If no, try to find where your Homebrew installation installed it, and change ImageMagick's configuration file for its delegates. It's called delegates.xml. MacPorts places it into /opt/local/etc/ImageMagick/delegates.xml -- I don't know where Homebrew stores it.
However, since your un-modified installation was already working, there must have been an SVG consuming delegate at work already then. Otherwise you would not have gotten any SVG processed at all.
This internal SVG rendering method of ImageMagick is called MSVG. This is far from being a feature-complete SVG interpreter/renderer.
Update:
To see what ImageMagick is doing for which format, run this command:
convert -list format
and for SVG run
convert -list format | grep SVG
Output on my system is:
MSVG SVG rw+ ImageMagick's own SVG internal renderer
SVG SVG rw+ Scalable Vector Graphics (RSVG 2.36.1)
SVGZ SVG rw+ Compressed Scalable Vector Graphics (RSVG 2.36.1)
After you installed rsvg, the internal method to render SVGs will not have gone away.
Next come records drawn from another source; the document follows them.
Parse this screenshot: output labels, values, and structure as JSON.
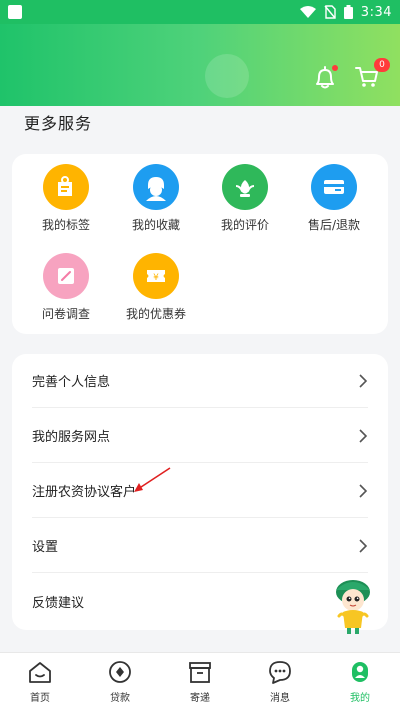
{
  "status_bar": {
    "time": "3:34"
  },
  "header": {
    "cart_count": "0",
    "accent": "#1fbf63"
  },
  "section_title": "更多服务",
  "services": [
    {
      "label": "我的标签",
      "icon": "tag-icon",
      "color": "#ffb400"
    },
    {
      "label": "我的收藏",
      "icon": "favorite-user-icon",
      "color": "#1e9df0"
    },
    {
      "label": "我的评价",
      "icon": "review-leaf-icon",
      "color": "#2fb85a"
    },
    {
      "label": "售后/退款",
      "icon": "refund-icon",
      "color": "#1e9df0"
    },
    {
      "label": "问卷调查",
      "icon": "survey-icon",
      "color": "#f47ba6"
    },
    {
      "label": "我的优惠券",
      "icon": "coupon-icon",
      "color": "#ffb400"
    }
  ],
  "menu": [
    {
      "label": "完善个人信息"
    },
    {
      "label": "我的服务网点"
    },
    {
      "label": "注册农资协议客户"
    },
    {
      "label": "设置"
    },
    {
      "label": "反馈建议"
    }
  ],
  "bottom_nav": [
    {
      "label": "首页",
      "icon": "home-icon"
    },
    {
      "label": "贷款",
      "icon": "loan-icon"
    },
    {
      "label": "寄递",
      "icon": "delivery-icon"
    },
    {
      "label": "消息",
      "icon": "message-icon"
    },
    {
      "label": "我的",
      "icon": "profile-icon",
      "active": true
    }
  ]
}
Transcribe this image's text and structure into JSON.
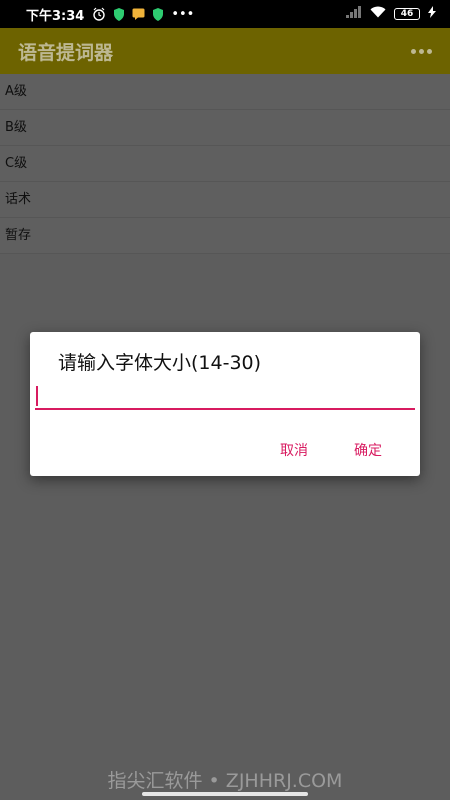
{
  "status_bar": {
    "time": "下午3:34",
    "dots": "•••",
    "signal_label": "4G",
    "battery": "46"
  },
  "app_bar": {
    "title": "语音提词器"
  },
  "list": {
    "items": [
      "A级",
      "B级",
      "C级",
      "话术",
      "暂存"
    ]
  },
  "dialog": {
    "title": "请输入字体大小(14-30)",
    "input_value": "",
    "input_placeholder": "",
    "cancel_label": "取消",
    "ok_label": "确定"
  },
  "watermark": "指尖汇软件 • ZJHHRJ.COM",
  "colors": {
    "accent": "#d81b60",
    "app_bar": "#6d6300",
    "dim_background": "#5d5d5d"
  }
}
You can still force ImageMagick to use the internal renderer by adding MSVG: to the commandline like this:
convert MSVG:file.svg file.png
Just for completeness' sake...
Oh, I now had a look at the SVG file you linked to.
It contains JavaScript. I do not think that the RSVGlib does support JavaScript inside SVGs. I know for sure that the internal SVG coder named MSVG does not.
I had a similar problem and was just told to install inkscape and it works,
ImageMagick converts svg graph into pdf with tilted x-axis labels, any ideas?
The delegate list did not change but the output did. On further fiddling with forced MSVG I could not get the problem to go away. So another delegate is probably the best solution.